Simply put, China intends to displace America as the world’s most powerful country. Indeed, the Chinese government seeks global supremacy, to upend the American-led international order and replace it with an imperial system in which everyone obeys Beijing. 

The US has an obligation to stop China if it wishes to remain safe, prosperous, and free. 

To those who oppose China’s ambitions, however, Xi had a clear message last week: “We will never allow any foreign force to bully, oppress, or subjugate us. Anyone who would attempt to do so will find themselves on a collision course with a great wall of steel.” 

According to some translations, Xi said those who oppose Beijing would “crack their heads” or “have their heads bashed bloody” against the wall of steel. Either way, the point remains the same: Don’t get in our way, or else. 

Of course, no one is trying to bully or subjugate China, which over the past half-century has transformed from a backward agrarian society to the world’s second richest and most powerful country. That doesn’t happen while being oppressed. 

The one doing the actual bullying and oppressing is the Chinese government, which is committing genocide against the Uyghurs while subjugating the people of Tibet and Hong Kong.  

China is also encroaching on India; taking control of ports around the world; stealing intellectual property; trying to control international organizations; pursuing the Belt and Road Initiative across Eurasia; weakening democratic institutions in the developing world; seeking to dominate the fields of high technology and manufacturing; and projecting military power in the Arctic, South China Sea, and Indian Ocean. 
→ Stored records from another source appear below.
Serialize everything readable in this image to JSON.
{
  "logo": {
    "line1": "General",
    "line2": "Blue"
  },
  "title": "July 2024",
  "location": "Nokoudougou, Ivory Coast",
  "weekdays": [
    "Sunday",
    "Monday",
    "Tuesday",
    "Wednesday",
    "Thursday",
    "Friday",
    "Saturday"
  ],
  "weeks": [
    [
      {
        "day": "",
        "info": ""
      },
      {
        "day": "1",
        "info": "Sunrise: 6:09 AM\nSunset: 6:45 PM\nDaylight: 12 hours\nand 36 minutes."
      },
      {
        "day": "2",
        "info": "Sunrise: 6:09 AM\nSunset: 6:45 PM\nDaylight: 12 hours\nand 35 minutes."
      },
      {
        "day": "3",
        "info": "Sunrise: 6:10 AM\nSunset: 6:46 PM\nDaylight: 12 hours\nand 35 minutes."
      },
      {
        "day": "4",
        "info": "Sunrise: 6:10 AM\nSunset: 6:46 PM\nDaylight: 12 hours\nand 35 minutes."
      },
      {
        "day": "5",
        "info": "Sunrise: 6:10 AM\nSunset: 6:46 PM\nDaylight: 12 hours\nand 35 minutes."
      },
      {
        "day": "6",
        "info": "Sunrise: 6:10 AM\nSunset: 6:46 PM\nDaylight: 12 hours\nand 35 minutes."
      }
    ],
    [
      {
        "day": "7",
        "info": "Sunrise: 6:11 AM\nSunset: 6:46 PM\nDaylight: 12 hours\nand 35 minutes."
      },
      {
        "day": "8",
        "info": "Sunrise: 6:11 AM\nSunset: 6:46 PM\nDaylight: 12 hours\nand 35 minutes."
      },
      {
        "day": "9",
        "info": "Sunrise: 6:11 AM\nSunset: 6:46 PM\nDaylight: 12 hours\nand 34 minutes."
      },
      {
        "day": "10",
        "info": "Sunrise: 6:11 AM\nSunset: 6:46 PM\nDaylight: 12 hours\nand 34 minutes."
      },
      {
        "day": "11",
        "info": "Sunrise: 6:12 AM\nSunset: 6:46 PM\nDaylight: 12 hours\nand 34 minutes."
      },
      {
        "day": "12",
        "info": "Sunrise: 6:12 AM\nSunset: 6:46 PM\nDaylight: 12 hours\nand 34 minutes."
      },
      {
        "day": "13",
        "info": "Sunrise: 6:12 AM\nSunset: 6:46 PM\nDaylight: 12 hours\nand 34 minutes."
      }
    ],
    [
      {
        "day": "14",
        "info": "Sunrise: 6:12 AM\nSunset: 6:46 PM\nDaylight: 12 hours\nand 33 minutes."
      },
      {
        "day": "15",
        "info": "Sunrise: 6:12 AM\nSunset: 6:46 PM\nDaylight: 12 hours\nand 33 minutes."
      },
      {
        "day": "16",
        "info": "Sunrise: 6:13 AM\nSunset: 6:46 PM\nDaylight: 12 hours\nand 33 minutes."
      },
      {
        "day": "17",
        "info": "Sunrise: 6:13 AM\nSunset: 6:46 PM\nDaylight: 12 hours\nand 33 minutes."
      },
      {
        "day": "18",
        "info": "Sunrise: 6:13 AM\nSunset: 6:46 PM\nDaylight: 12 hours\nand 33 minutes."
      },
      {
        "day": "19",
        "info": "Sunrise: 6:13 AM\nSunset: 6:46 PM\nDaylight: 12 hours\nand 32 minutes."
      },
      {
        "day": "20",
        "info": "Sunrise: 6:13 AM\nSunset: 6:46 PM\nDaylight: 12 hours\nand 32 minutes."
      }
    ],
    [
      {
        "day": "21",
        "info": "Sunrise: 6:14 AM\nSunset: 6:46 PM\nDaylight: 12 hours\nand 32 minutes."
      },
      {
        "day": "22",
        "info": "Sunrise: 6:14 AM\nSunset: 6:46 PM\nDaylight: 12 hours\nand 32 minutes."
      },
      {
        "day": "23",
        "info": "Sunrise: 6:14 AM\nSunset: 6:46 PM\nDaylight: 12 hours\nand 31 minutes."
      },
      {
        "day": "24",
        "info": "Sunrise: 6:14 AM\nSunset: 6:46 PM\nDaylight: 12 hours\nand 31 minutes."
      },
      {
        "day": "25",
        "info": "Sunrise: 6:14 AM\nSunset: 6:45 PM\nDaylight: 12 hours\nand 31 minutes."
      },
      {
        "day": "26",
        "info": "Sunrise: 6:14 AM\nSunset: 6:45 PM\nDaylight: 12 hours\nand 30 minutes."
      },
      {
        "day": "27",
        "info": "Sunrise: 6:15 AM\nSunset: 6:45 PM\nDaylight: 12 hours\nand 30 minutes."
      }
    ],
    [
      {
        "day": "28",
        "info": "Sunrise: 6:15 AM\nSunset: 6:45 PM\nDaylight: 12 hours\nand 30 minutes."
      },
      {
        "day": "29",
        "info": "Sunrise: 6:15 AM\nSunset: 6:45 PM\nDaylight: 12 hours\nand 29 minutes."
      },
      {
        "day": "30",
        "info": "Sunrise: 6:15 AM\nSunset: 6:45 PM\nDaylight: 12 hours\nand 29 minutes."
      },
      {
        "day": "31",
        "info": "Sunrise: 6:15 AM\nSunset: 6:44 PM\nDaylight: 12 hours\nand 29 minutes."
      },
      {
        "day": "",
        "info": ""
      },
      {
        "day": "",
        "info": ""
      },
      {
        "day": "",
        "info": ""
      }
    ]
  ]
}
And then there’s democratic, independent Taiwan, the seizure of which Xi declared “a historic mission and an unshakable commitment.” 

That echoes Xi’s remarks in January 2019, when he said, “China must be, and will be, reunified,” adding, “We do not forsake the use of force.” 

Yet Xi had the audacity to claim last week that China has “never bullied, oppressed, or subjugated the people of any other country, and we never will.” He also had the audacity to warn those who oppose his agenda that they’ll suffer the consequences. Because being strong and successful isn’t enough; the Chinese Communist Party wants the world, and anything less won’t cut it. 

In short, as China rises, so too does its belligerence. The Communist Party may be 100, but to quote Xi, it’s still “in its prime” — committed as ever to realizing its global vision.  

Countering the Chinese threat is the great contest of the 21st century, the gravest risk to American security and democratic governance since the Soviet Union. Whether America succeeds will determine whether we and future generations inhabit a world of freedom and opportunity or darkness and oppression.